Today’s eco calendar contains EMU June CPI inflation and US May PCE deflators. National European inflation numbers suggests a close to consensus print (5.5% Y/Y for headline; 6.5% Y/Y for core). PCE deflators the past months deviated somewhat from the earlier released (US) CPI readings, so there’s room for market reaction there. Nearby technical resistance (both in US yields and the dollar) indicate that the surprise should be large enough to force breaks ahead of the weekend. June Chicago PMI’s are also on the agenda.
News & views
Japanese data showed a mixed picture this morning. Tokyo inflation ex fresh food prices, the BOJ’s preferred inflation measure, gained slightly from 3.1% Y/Y to 3.2% Y/Y in June. The increase was mainly due to higher electricity prices as authorities allowed utilities to raise prices this month. Headline inflation eased from 3.2% Y/Y to 3.1% Y/Y. The core measure, excluding fresh food and energy prices also slowed from 3.9% Y/Y to 3.8% Y/Y. All data were slightly softer than expected. Still the outcome keeps the debate open on how much the BoJ will have to raise its inflation forecasts at the July policy meeting and what effect it will have on the Yield Curve Control (YCC). In this respect, BoJ Deputy Governor Himino in an interview with Reuters indicated that price rises are stronger than previously expected. While most inflation is still cost-driven, he also sees factors of demand driven inflation. Other data published this morning showed a bigger than expected monthly decline in industrial production (-1.6% M/M; 4.7% Y/Y), after three consecutive months of positive production growth. The labour market remains tight with the unemployment rate unchanged at 2.6%. USD/JPY this morning briefly surpassed the 145 barrier as markets look out for signs from the Ministry of Finance on potential interventions.

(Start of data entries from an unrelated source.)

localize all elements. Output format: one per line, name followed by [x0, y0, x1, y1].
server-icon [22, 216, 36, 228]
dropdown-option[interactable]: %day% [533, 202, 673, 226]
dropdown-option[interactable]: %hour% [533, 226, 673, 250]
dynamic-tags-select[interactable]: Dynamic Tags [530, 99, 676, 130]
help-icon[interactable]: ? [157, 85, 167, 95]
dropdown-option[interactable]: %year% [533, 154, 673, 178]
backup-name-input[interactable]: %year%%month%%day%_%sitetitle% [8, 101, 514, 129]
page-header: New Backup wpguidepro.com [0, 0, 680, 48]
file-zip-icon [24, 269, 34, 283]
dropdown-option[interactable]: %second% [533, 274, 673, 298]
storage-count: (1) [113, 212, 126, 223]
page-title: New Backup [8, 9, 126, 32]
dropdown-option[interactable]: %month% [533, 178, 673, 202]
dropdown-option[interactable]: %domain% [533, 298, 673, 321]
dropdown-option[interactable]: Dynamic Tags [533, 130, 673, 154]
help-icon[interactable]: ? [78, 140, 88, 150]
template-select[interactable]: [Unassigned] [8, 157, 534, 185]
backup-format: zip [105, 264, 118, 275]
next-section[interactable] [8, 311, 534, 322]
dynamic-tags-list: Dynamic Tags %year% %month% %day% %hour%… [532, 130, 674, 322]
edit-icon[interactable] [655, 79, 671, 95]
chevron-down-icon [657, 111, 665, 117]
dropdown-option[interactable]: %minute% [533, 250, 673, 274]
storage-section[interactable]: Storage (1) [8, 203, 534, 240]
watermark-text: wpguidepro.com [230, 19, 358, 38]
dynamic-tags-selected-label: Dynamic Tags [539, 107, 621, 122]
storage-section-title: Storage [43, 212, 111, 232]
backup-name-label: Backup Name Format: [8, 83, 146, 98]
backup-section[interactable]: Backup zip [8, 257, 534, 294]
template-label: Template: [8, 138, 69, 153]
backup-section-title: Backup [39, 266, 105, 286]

Chinese economic momentum slowed further in June. The composite PMI declined from 52.9 to 52.3. The manufacturing index remains slightly in contraction territory (49 from 48.8). The services measure fell more than expected from 54.5 to 53.2. Subindices for employment and exports orders decreased further. New overall orders gained marginally (48.6) but stay in contraction territory. The data reinforce market speculation of further stimulus to support activity. The yuan remains in the defensive with USD/CNY trading near 7.25.